Friday, September 6, 2013

Analysis of "Chez Jane" by Frank O'Hara

Original poem reprinted online here: "Chez Jane" by Frank O'Hara
Originally read: April 12, 2013
More information about the Poet: Frank O'Hara



Every time I read Frank O'Hara's work, I marvel on the grand themes and serious discourse in his work.  That's a lie.  Frank O'Hara has a sense of humor and tricks the reader by pivoting meaning of words and phrases without sacrificing "meaning" (the grandiose themes) in a tongue-in-cheek way.

But first, the set up.  The poem starts out fancy domesticity with "The white chocolate jar full of petals" and the observation of stationary boredom comes at the announcement of time "four o'clocks now and to come."

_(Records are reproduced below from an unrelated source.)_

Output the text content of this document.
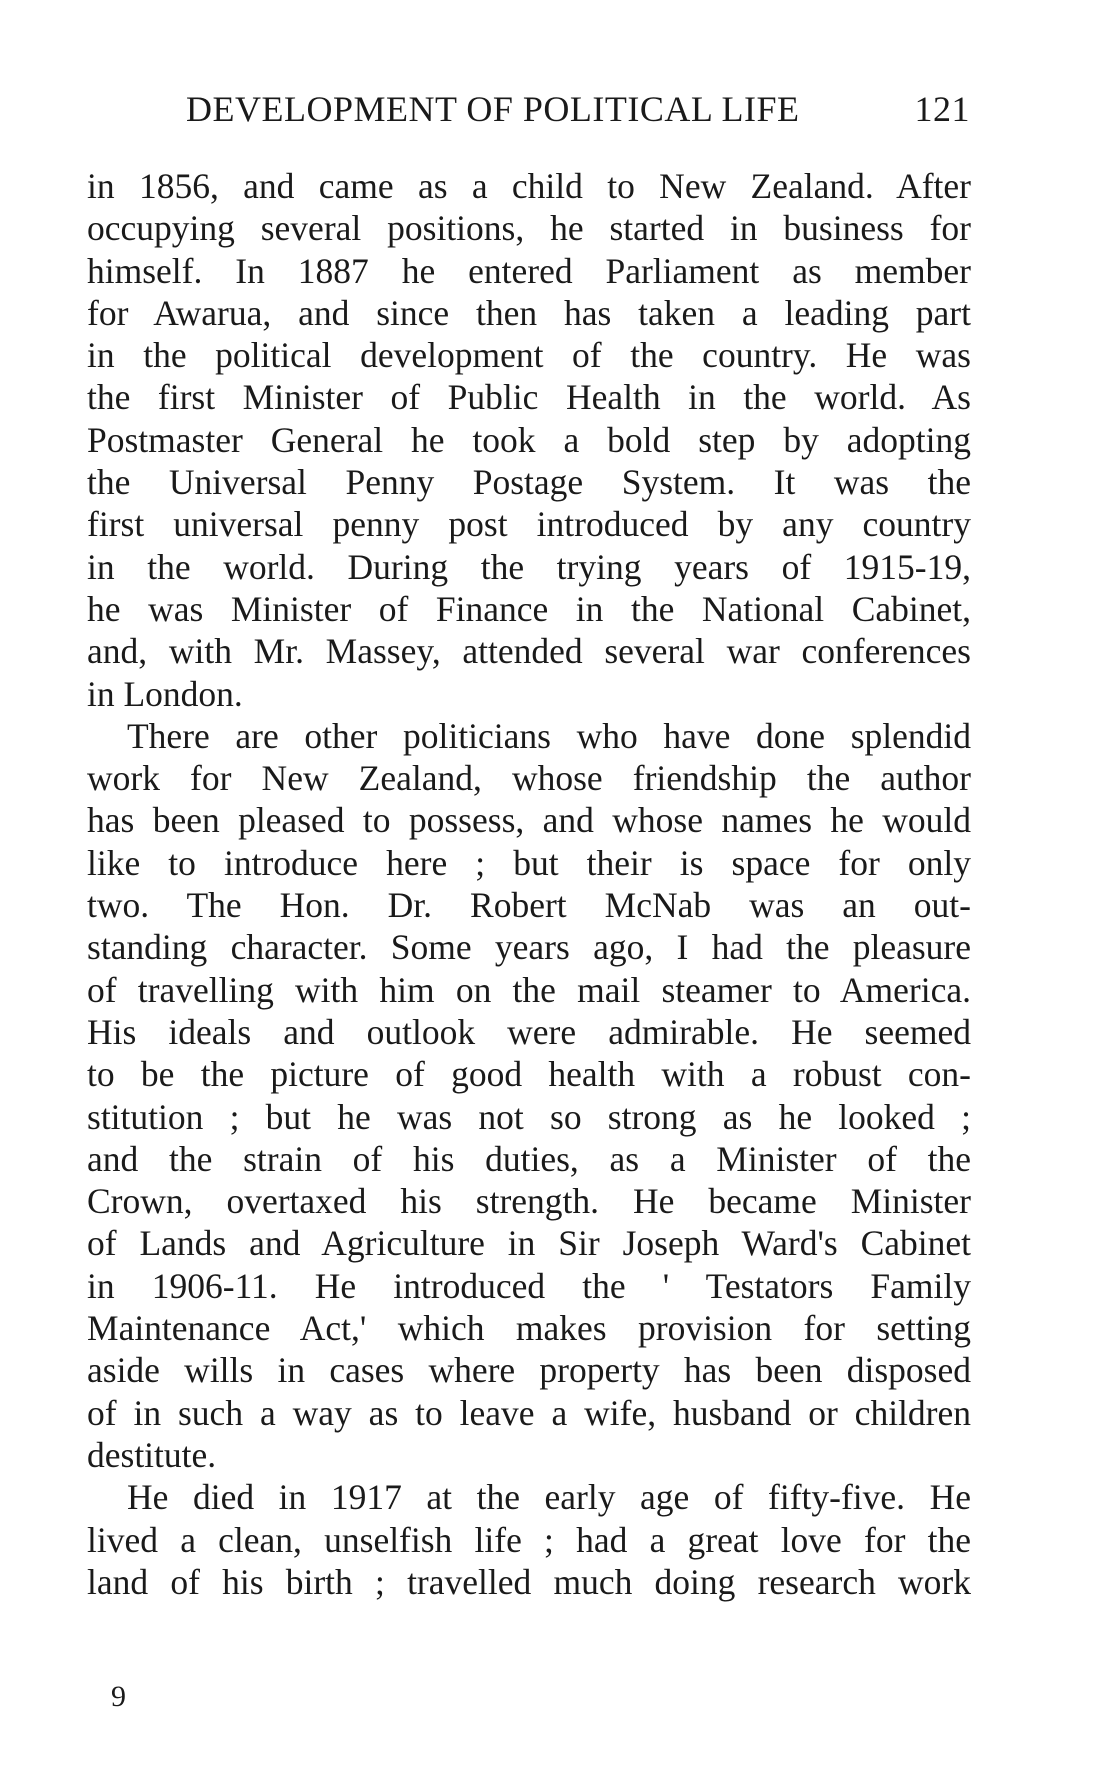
DEVELOPMENT OF POLITICAL LIFE	121
in 1856, and came as a child to New Zealand. After
occupying several positions, he started in business for
himself. In 1887 he entered Parliament as member
for Awarua, and since then has taken a leading part
in the political development of the country. He was
the first Minister of Public Health in the world. As
Postmaster General he took a bold step by adopting
the Universal Penny Postage System. It was the
first universal penny post introduced by any country
in the world. During the trying years of 1915-19,
he was Minister of Finance in the National Cabinet,
and, with Mr. Massey, attended several war conferences
in London.
There are other politicians who have done splendid
work for New Zealand, whose friendship the author
has been pleased to possess, and whose names he would
like to introduce here ; but their is space for only
two. The Hon. Dr. Robert McNab was an out-
standing character. Some years ago, I had the pleasure
of travelling with him on the mail steamer to America.
His ideals and outlook were admirable. He seemed
to be the picture of good health with a robust con-
stitution ; but he was not so strong as he looked ;
and the strain of his duties, as a Minister of the
Crown, overtaxed his strength. He became Minister
of Lands and Agriculture in Sir Joseph Ward's Cabinet
in 1906-11. He introduced the ' Testators Family
Maintenance Act,' which makes provision for setting
aside wills in cases where property has been disposed
of in such a way as to leave a wife, husband or children
destitute.
He died in 1917 at the early age of fifty-five. He
lived a clean, unselfish life ; had a great love for the
land of his birth ; travelled much doing research work
9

Then suddenly the poem becomes surreal with the introduction of the Tiger -- the description of the tiger is "irritable" and doing a lot of action, but note "without disturbing a hair/ of the flowers' breathless attention, pisses into the pot, right down it's delicate spout,"  Crude, yes.  Humorous, of course.  However, with the introduction of the boredom in the beginning of the poem, the surreal buffers any impact or any change.  It's as if the surreal is part of the scenery, and is part of the boredom -- it is the language that is obscene.

“Saint-Saëns!” it seems to be whispering,"  note the word "seems" which implies a speaker creating this scenario.  Also note that the "seems" here is inserting meaning into the scene.  But then "furry nuts."

Past me wrote, "Memories of the zoos projected into domesticity for boredom sake."  I want to add one thing that relates to "furry nuts" and that is the change from porcelin to fur -- the posh boredom to the real, the more vivid.

Now at this point the speaker is completely away from the surreal scene and into a memory of "Garden / of Zoos, the eternally fixed afternoons!"  and further into his imagination the beast, the tiger" becomes more lively by, "scratches its scrofulous / stomach" "a tongue given wholly to luxurious usages;"

Past me wrote that the semi-colon brings the reader "back to reality somewhat," but the reality shifts with the throwing of the chair in the second to last line.  Past me wrote,  "the 'menacing' throwing of a chair (moving perhaps versus the violence and audacity of memory." Very articulate past me, but the articulation at the end, "to aggravate the truly menacing." open up a broader picture of what the truly menacing could be -- domestic boredom most likely or whatever bourgeois intent placed on the poem.